Pulse counting from a noisy ADC value

Hello,
I am reading a dial that can move in the range very quickly to very slow by using a IR sensor an reading the analog voltage out with ADC pins in the arduino (ESP32).

An example of the raw data is shown in the attachement.

I want to increase a counter for each "pulse" in the graph

What would be a good strategy for detecting the puses? I guess a good strart could be to make a moveing average to reduce the noice?

I want to increase a counter for each "pulse" in the graph

Please define "pulse".

This doesn't make much sense:

I am reading a dial that can move in the range very quickly to very slow by using a IR sensor

Please post a circuit diagram and illustration to explain what you are doing. There may be a much better way to get the readings you want.

A typical way of cleaning up an analog signal is by feeding it through a Schmitt trigger.

About your graph (posted here so others don't have to download it):


It is completely meaningless without units at the axis, nor an indication of what in this graph would constitute "pulse".

The unit on the other axis is time. The idea is to trigger each puls and send a message to an MQTT broker. If the pulses are to frequent, it may be more suitable to send every 10:th or 100 pulse by MQTT

The unit on the other axis is time.

Please try to make some sense! 2500 to 5000 seconds, minutes, hours or days?

WHAT IS A PULSE?

Hint: if you can't explain to humans what you are trying to do, you will have no luck at all teaching the computer to do it.

A pulse would be every time the curve changes from a positive derivate to a negative with respect to time.
I only need to know when this happens and send a MQTT message. I want to have an algoritm that can identify when this happens, and the algoritm must be able to work with really slow changes, like one change from positive to negative derivate every 30 minutes, as well as when this change will happen 10 or 100 times per second.

A pulse would be every time the curve changes from a positive derivate to a negative with respect to time.

That is true for all the narrow spikes in the graph.

patikpatrik:
The unit on the other axis is time. The idea is to trigger each puls and send a message to an MQTT broker. If the pulses are to frequent, it may be more suitable to send every 10:th or 100 pulse by MQTT

How many pulses do you see in the picture, 15, 100, 300?

I am reading a dial

Use a shaft encoder instead.

Between time ~ 2700 and time ~ 4200 I would say that there are 13 pulses

I can not phyically change the meter, so the available mesurement technologies are very limited. It is possible to use an image analysing technology - this works OK, but is slow and require recalibration if the camera is just slightly moved

A median filter is good for removing extreme values.
Load your dataset into Python or whatever and play around with some filters.

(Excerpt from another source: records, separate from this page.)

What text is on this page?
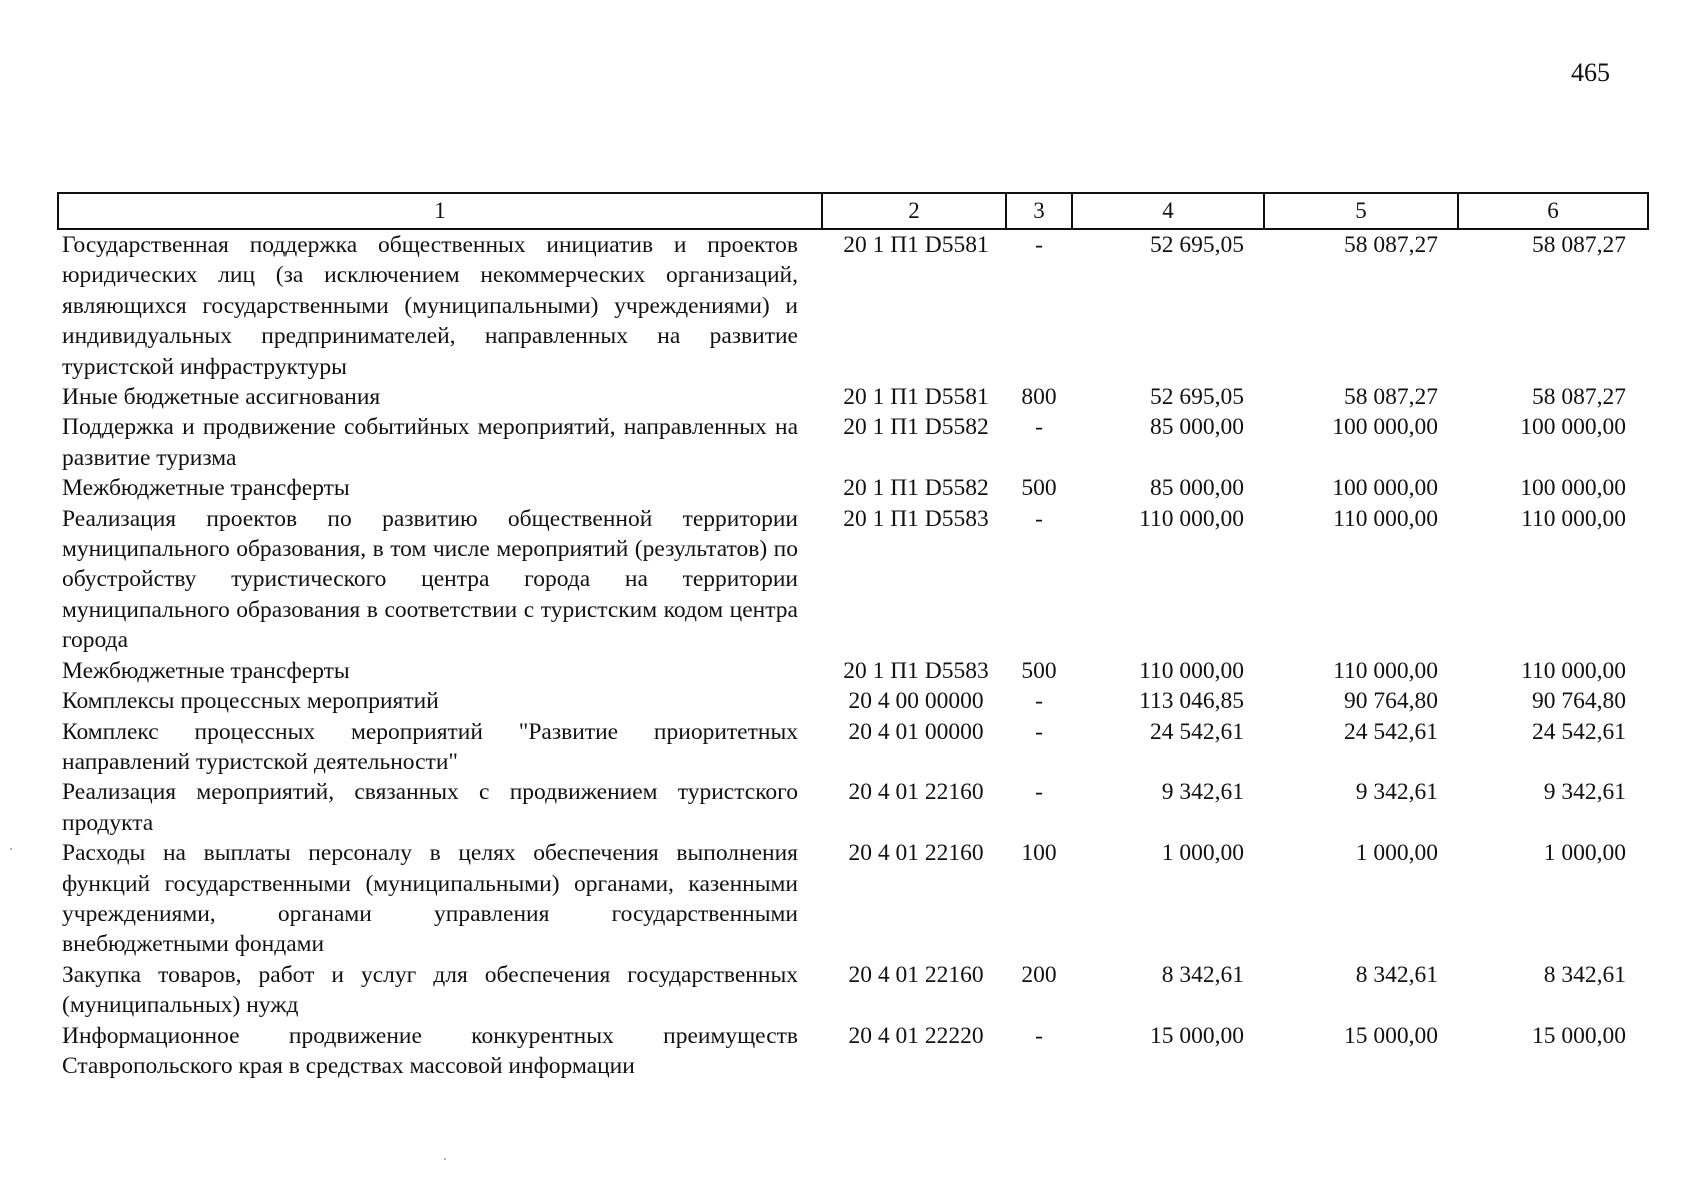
465
1	2	3	4	5	6
Государственная поддержка общественных инициатив и проектов юридических лиц (за исключением некоммерческих организаций, являющихся государственными (муниципальными) учреждениями) и индивидуальных предпринимателей, направленных на развитие туристской инфраструктуры	20 1 П1 D5581	-	52 695,05	58 087,27	58 087,27
Иные бюджетные ассигнования	20 1 П1 D5581	800	52 695,05	58 087,27	58 087,27
Поддержка и продвижение событийных мероприятий, направленных на развитие туризма	20 1 П1 D5582	-	85 000,00	100 000,00	100 000,00
Межбюджетные трансферты	20 1 П1 D5582	500	85 000,00	100 000,00	100 000,00
Реализация проектов по развитию общественной территории муниципального образования, в том числе мероприятий (результатов) по обустройству туристического центра города на территории муниципального образования в соответствии с туристским кодом центра города	20 1 П1 D5583	-	110 000,00	110 000,00	110 000,00
Межбюджетные трансферты	20 1 П1 D5583	500	110 000,00	110 000,00	110 000,00
Комплексы процессных мероприятий	20 4 00 00000	-	113 046,85	90 764,80	90 764,80
Комплекс процессных мероприятий "Развитие приоритетных направлений туристской деятельности"	20 4 01 00000	-	24 542,61	24 542,61	24 542,61
Реализация мероприятий, связанных с продвижением туристского продукта	20 4 01 22160	-	9 342,61	9 342,61	9 342,61
Расходы на выплаты персоналу в целях обеспечения выполнения функций государственными (муниципальными) органами, казенными учреждениями, органами управления государственными внебюджетными фондами	20 4 01 22160	100	1 000,00	1 000,00	1 000,00
Закупка товаров, работ и услуг для обеспечения государственных (муниципальных) нужд	20 4 01 22160	200	8 342,61	8 342,61	8 342,61
Информационное продвижение конкурентных преимуществ Ставропольского края в средствах массовой информации	20 4 01 22220	-	15 000,00	15 000,00	15 000,00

What is the time scale, really?

To clean up a signal like this there are two options: software and hardware. It's pretty noisy so I think your best bet is starting the cleanup in hardware and finishing up in software.

Also what is the y axis? Some kind of voltage level? If so, how much? What is the difference between the high and the low value? What is this "dial" exactly? Any offset/bias voltage in the signal?

Maybe you can clean up the signal by connecting a small cap - or a large RC value, depending on the time scale (milliseconds, hours? Makes a big difference). Or a cap to take care of most spikes, then a Schmitt trigger to make it a nice square wave, and finally software to filter out the very narrow peaks.

Now if you start answering ALL the questions we have posed, plus images of your mysterious installation and a complete circuit diagram of it, we'd be getting a lot further much faster.

The Y value is a 3.3V sensor connected to the arduino analog in (ESP32) -> so the Y values are in integer (~3,3V/4095)

It is a black dial on a white background, and I simply put an IR line tracker on top of the dial - the voltage out from the tracker is connected to the analog in on hte ESP32

Is it possible to make a hardware clean up of the signal, when the "pulse" time can vary from say 100 mS to 30 minutes?

As long as you can define what voltage is to be seen as "high" and what voltage as "low" you can use a Schmitt trigger or comparator to count pulses.

First of all you should ask yourself, where does all the noise come from, and how can I possibly prevent it from coming into my system in the first place?

Secondly, it seems that the signal varies over just about 30 ADC points, so about 25 mV between a high and low, on a bias of about 2.7V. That's an awfully small signal, and something that you seriously have to improve upon to stand a chance of reliable detection.